Other adventures have them transporting Granny’s valuable silver through Yankee lines and having it stolen but eventually recovering it. They then forge Yankee requisition orders and manage to make some money by requisitioning mules from Yankees and then selling them back, before they are caught. They manage to escape but when they try it on a Quantrill-like guerrilla leader, called Grumby, Granny is killed. Bayard and Ringo seek revenge and, eventually, after some adventures, get it.

The action continues after the Civil War, with a hotly contested election, involving a carpetbagger. Later on, Colonel Sartoris, whom we met in other novels, such as Absalom, Absalom, is killed by his business partner and Bayard’s honour requires him to avenge his uncle’s death. He does what honour requires but ends the cycle of violence. However, he loses Drusilla, his cousin whom he hoped to marry.
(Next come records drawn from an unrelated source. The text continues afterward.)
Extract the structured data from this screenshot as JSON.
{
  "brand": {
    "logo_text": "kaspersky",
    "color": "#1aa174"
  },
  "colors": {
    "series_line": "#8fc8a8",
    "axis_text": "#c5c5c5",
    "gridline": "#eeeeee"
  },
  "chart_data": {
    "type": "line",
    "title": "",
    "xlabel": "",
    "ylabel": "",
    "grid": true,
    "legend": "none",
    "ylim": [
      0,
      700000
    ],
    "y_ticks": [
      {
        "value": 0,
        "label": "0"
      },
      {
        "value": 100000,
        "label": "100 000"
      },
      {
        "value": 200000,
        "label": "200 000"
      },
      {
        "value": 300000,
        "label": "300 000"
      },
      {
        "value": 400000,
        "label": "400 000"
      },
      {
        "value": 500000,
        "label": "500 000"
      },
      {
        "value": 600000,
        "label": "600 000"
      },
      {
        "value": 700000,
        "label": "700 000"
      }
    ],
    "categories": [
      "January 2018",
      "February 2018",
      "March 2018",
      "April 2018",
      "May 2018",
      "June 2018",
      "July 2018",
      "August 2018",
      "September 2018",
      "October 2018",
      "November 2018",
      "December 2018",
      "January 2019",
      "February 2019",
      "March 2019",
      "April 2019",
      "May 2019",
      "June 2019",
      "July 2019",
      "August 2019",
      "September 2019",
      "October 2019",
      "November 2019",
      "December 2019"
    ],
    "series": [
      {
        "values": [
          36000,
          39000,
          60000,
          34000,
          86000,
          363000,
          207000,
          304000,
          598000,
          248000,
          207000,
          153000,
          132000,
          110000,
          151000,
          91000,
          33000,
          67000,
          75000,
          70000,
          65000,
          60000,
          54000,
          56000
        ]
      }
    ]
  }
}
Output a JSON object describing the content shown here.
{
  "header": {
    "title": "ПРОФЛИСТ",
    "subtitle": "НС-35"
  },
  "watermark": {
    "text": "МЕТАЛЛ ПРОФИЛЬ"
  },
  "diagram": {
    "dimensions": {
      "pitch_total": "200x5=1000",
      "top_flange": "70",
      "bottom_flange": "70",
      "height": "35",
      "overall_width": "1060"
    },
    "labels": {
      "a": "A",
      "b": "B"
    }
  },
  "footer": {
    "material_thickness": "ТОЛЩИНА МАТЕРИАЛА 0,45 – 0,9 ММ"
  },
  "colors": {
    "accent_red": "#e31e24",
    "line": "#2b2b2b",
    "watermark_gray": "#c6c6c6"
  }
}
The novel is certainly not as fine as some of the earlier ones. Indeed, it can be seen as a fairly conventional Bildungsroman, as Bayard grows up from the boy shooting at the Yankee to man who ends the cycle of violence, while preserving his honour. It covers some of Faulkner’s other themes, such as the need for the South to change after the Civil War, with Grumby as an example of a man who is not representative of Faulkner’s Southern ideal. Racism and morality are also key, as in many of his other novels. But its origin as a set of separate short stories remains apparent and leaves it less satisfactory than many of his other works.